董兴宝
1994年,青岛市郊最后那些没通电的村子,也都亮起了电灯。打这儿起,青岛算是彻底告别了点煤油灯照明的老皇历。这话可不是我瞎说的,是《青岛市志》上记下的。
提起煤油灯,20世纪60年代前后出生的人估摸心里头还热乎。灯苗儿底下写功课的光景,忘不了。如今电线铺得满满当当,这老物件可真稀罕了,也就文创店和博物馆里还能见着。
这灯吃“洋油”——跟“洋火”一个理儿,漂洋过海来的就姓了“洋”。它专指点灯照亮,跟早先自家点的豆油灯、蜡烛不是一码事。
那这“洋油”啥时进了中国、到了青岛?洋油灯又怎的这般快就入了户?咱翻翻“老外”记的“纸片儿”,或许透点亮儿。

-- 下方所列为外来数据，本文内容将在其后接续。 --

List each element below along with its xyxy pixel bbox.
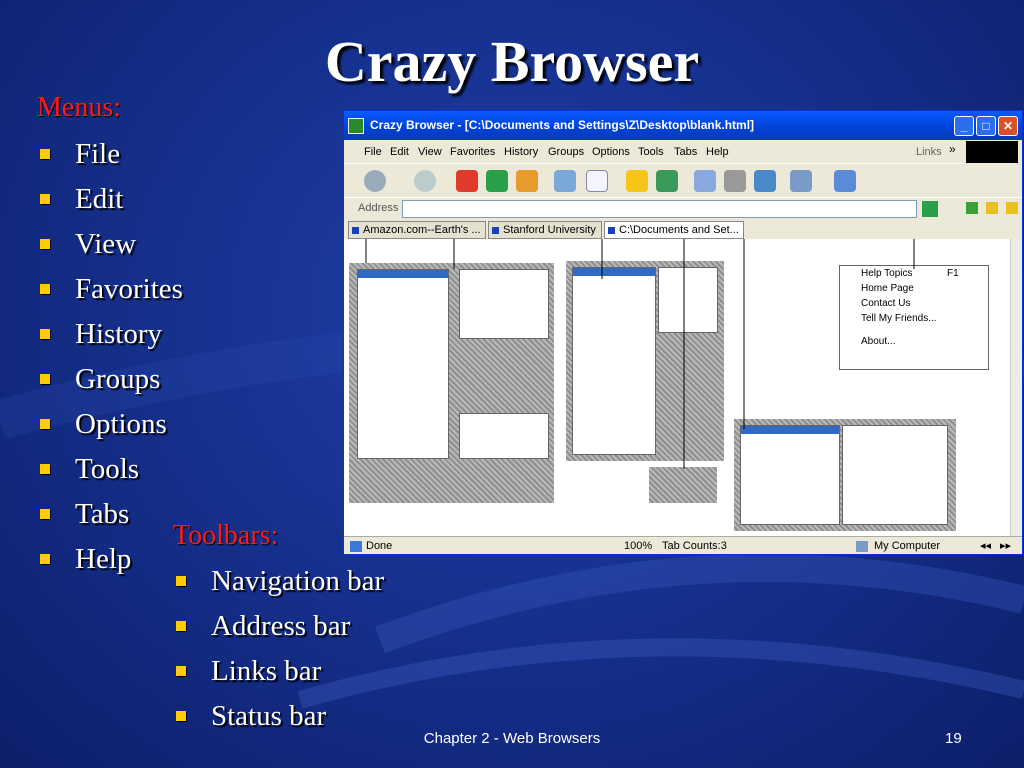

先说洋油的身世。早年青岛住过一位德国汉学家花之安,他在书里提过:煤油这玩意儿火力足,能顶柴火烧水转动机器,点灯亮堂又便宜!煤油,也叫火油、火水,是从黑乎乎的石油里熬出来的“轻省货”。这东西在19世纪40年代让外国人琢磨出来了,不久就成桶制造。清光绪二十二年(1896年),五千加仑洋油首次来到中国。打这儿起,外国油商扎堆来开铺子,洋油进口跟开了闸似的。这些油进来,顶替了老油灯、蜡烛。那它几时溜进了青岛呢?
老青岛人或许还记得咋捣鼓煤油灯:墨水瓶当座儿,牙膏皮卷灯芯筒,棉花搓捻儿往里塞,一盏灯就成了。
青岛头一盏洋油灯哪年点的?真难考证了。不过德国人占青岛时的“衙门本子”写得分明:1898年9月,总督发令收税,里头就记录煤油存放,得单立规矩,得交钱——这说明,这时候洋油已然在青岛落了脚。比进中国才晚两年,兴许更早就悄没声儿来了。
“衙门本子”上还接着记:到1900年,德国商人倒腾的货,主要就剩吃喝用度、砖瓦木料、外加这洋油。等翻过篇儿到1905年,热闹了:美国的“美孚”、英国的“亚细亚”两家油行,都在青岛圈了大片地,支起大油罐开张了,算盘打得精,要把青岛当桥头堡,把洋油往山东、华北使劲儿销。油轮是一船接一船地往港里卸。
一个叫克里格的英国人也瞅见了,1904年青岛码头启用,油买卖“蹭”就上去了。有家商号专门在大港设了油栈,修了大油罐,铁轨直通码头。他还说了桩新鲜事儿,青岛街上的路灯,竟也是洋油点的。白炽的灯头,隔着21海里都看得见亮儿,隔五秒还扑闪一下。
那时的青岛,油轮卸油,油罐子“站岗”,街上油灯扑闪。那会儿的北京城,德国记者都说天擦黑就墨黑,走路得自个儿拎灯笼。这油不光青岛用,更顺着刚铺好的胶济铁路,“哐当哐当”运去了山东各地。
济南府那边,火车一通,买卖就旺了,洋油就在涌进的新货单子上,铺子里也摆出来了。老百姓夜里照亮,离不了这洋油灯盏。作家笔下也常有“影”,昏黄的灯影。影画里带玻璃罩子的“马灯”,灌的也是它。如今青岛一些大集的地摊儿上还有新仿的这东西,算个怀旧物件了。
打19世纪90年代起,洋油进口猛窜,它顶了老灯油的位置,把价贵的蜡烛油挤一边儿了。老辈人夜里静,亮儿少,点灯不过豆油、棉籽油,正月十五点“面灯”的乐呵,有些老人还记得。
美国工厂哗啦啦造出的洋油,凭啥这么快扎了根?人家会卖!为推销洋烟卷儿,满街白送试抽;卖洋油灯也一样路数。拿最差劲的油灯,价钱是真比老油便宜太多——机器造的量大,能不贱吗?
再说句公道话,洋油灯也真好使。光足、苗稳、不冒烟还没怪味儿,加上价钱贱,自然铺天盖地。可话说回来,灯亮了千家窗户纸,也砸了老饭碗。靠熬蜡、卖自家灯油过活的手艺人、庄稼人没了生意。
小小的煤油灯,身上藏的事儿不少。它晃晃悠悠,陪着青岛人捱过了几十年的光景,灯亮总有灭时,它也是走完了自个儿这一程路。